Airhole suck royally. You can't wear anything up under the goggles without fogging. 

All you need is a neck gaiter and keep it up over your lower cheeks, it will keep you warm.


----------



## Puggy (Oct 7, 2010)

I'm gunna throw one in here for buffs, I use mine as a bandanna in the summer for backcountry hiking and as a gaitor in the winter. 
BUFF -The Original Multifunctional Headwear-
they are a little more expense though.


----------



## mojo maestro (Jan 6, 2009)

Turtle Fur makes a "tube" nack gator, super thin, breathable. Does get wet and freezes when breathing thru it. Similar to a Buff, but it's fleece.


----------



## baruchie (Nov 20, 2010)

i bought a neck gator from the local mountain climbing store, best way to keep neck ears and face warm


----------



## JeffreyCH (Nov 21, 2009)

Here's my face/neck set up. Polar fleece zipped all the way up to cover my neck. Seirus face mask, nose is shaped to fit and open(no nose smash, no fog, easy to breath), plus mouth holes to breath. I also like this facemask because it covers the lower part of my ears. It Velcro's in the back so it's adjustable, and over all pretty comfy. Oh and I've had it for 3 years, paid 10-12 bucks for it, great piece of gear if ya ask me.


----------



## Milo303 (Apr 6, 2009)

Ride Qi


----------



## xelxguapo (May 21, 2009)

I also use Airhole. I heard some people say they don't like it, but it's worked fine for me and some of my other friends. I've had days where the outside is completely soaked, but the inside is still completely dry.


----------



## QueenB (Dec 3, 2010)

airblaster terryclava

pull it down when it's hard to breath.


----------



## fatboyj711 (Feb 1, 2010)

QueenB said:


> airblaster terryclava
> 
> pull it down when it's hard to breath.


strangely, terryclavas don't get much recognition on this site. this thread is 4 pages long and queenb's post is the first time it's been mentioned...

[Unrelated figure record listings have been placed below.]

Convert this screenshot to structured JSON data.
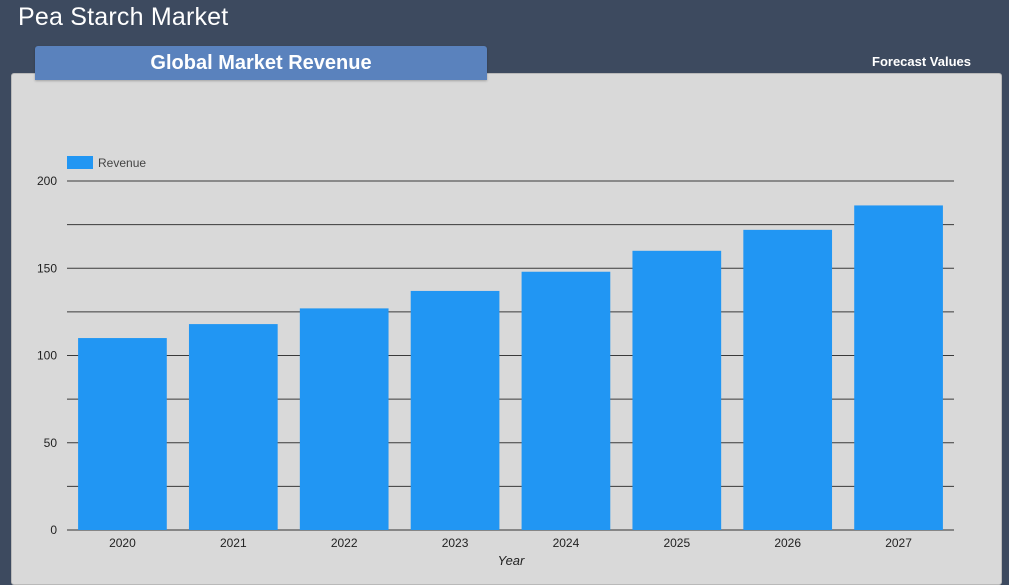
{
  "header": {
    "title": "Pea Starch Market",
    "tab_title": "Global Market Revenue",
    "forecast_label": "Forecast Values"
  },
  "colors": {
    "background": "#3d4a5f",
    "panel": "#d9d9d9",
    "tab": "#5a82bd",
    "bar": "#2196f3"
  },
  "chart_data": {
    "type": "bar",
    "categories": [
      "2020",
      "2021",
      "2022",
      "2023",
      "2024",
      "2025",
      "2026",
      "2027"
    ],
    "series": [
      {
        "name": "Revenue",
        "values": [
          110,
          118,
          127,
          137,
          148,
          160,
          172,
          186
        ]
      }
    ],
    "xlabel": "Year",
    "ylabel": "",
    "ylim": [
      0,
      200
    ],
    "yticks": [
      0,
      50,
      100,
      150,
      200
    ],
    "grid": true,
    "legend": "top-left"
  }
}
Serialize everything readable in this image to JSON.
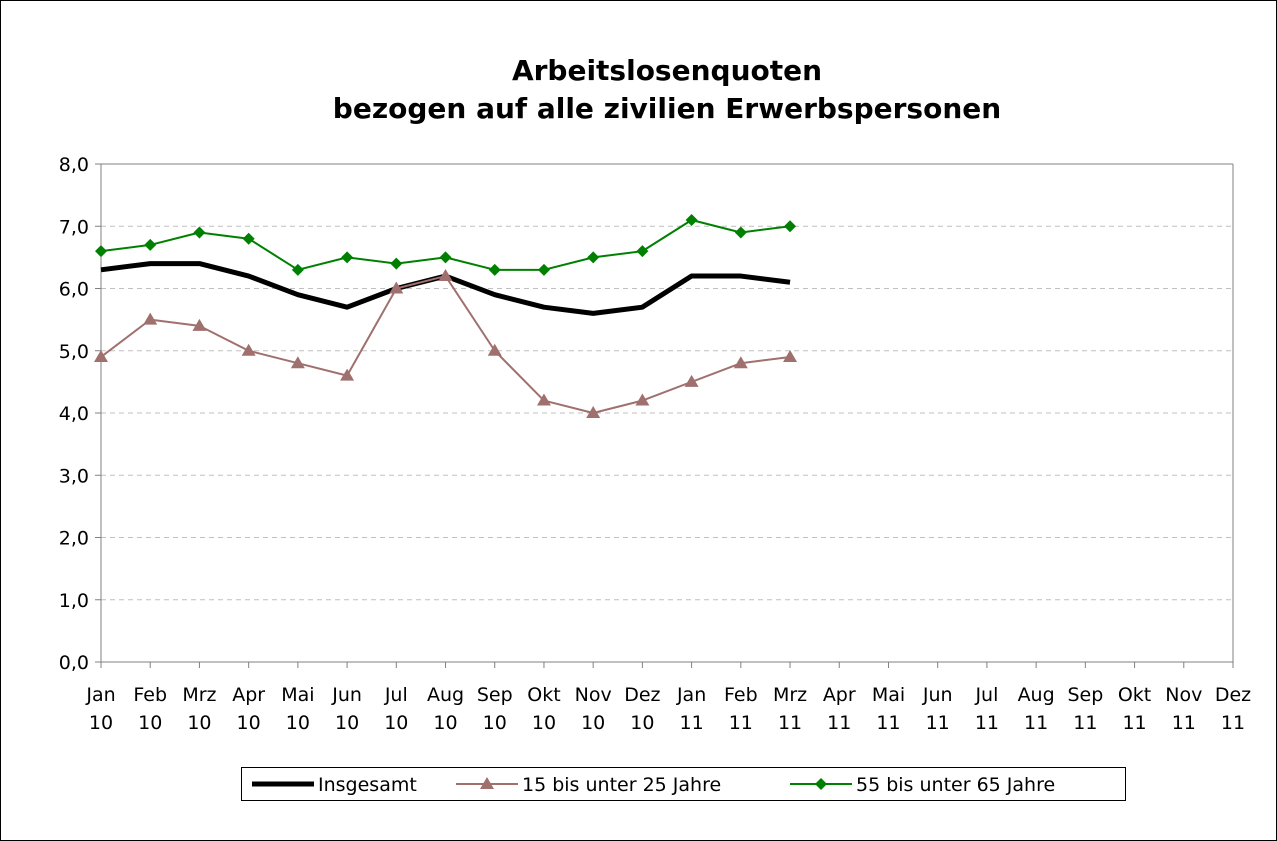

super versatile face mask... ventilated enough for warmer days, warm enough for colder days, you can cover your nose or pull it down under your nose/mouth, thin enough to fit under a helmet, and it can be warn alone without a beanie or helmet... i've also tried the UA hood, but it's not nearly as effective or versatile as the terry


----------



## MistahTaki (Apr 24, 2010)

JeffreyCH said:


> Here's my face/neck set up. Polar fleece zipped all the way up to cover my neck. Seirus face mask, nose is shaped to fit and open(no nose smash, no fog, easy to breath), plus mouth holes to breath. I also like this facemask because it covers the lower part of my ears. It Velcro's in the back so it's adjustable, and over all pretty comfy. Oh and I've had it for 3 years, paid 10-12 bucks for it, great piece of gear if ya ask me.


turtleneck FTW!


----------



## freshy (Nov 18, 2009)

Use a snorkel!


----------



## andy1011 (Aug 16, 2010)

I just use a 100% cotton white bandana that you can get anywhere... sometimes i'll keep an extra in my pocket because it's nice to have a fresh one mid-day.


----------



## oskar (Nov 23, 2010)

+1 for Buff, i use the wool one and the breathability is excellent

BUFF -The Original Multifunctional Headwear-

I also have some sort of neoprene face mask which is also nice but sometimes you get the feeling of suffocating even though the nose and mouth have airholes


----------



## BlackSnow (Dec 20, 2009)

Smartwool FTW! Keeps you just right all day long, even when it gets wet. It's thin enough to be worn under a helmet too.


----------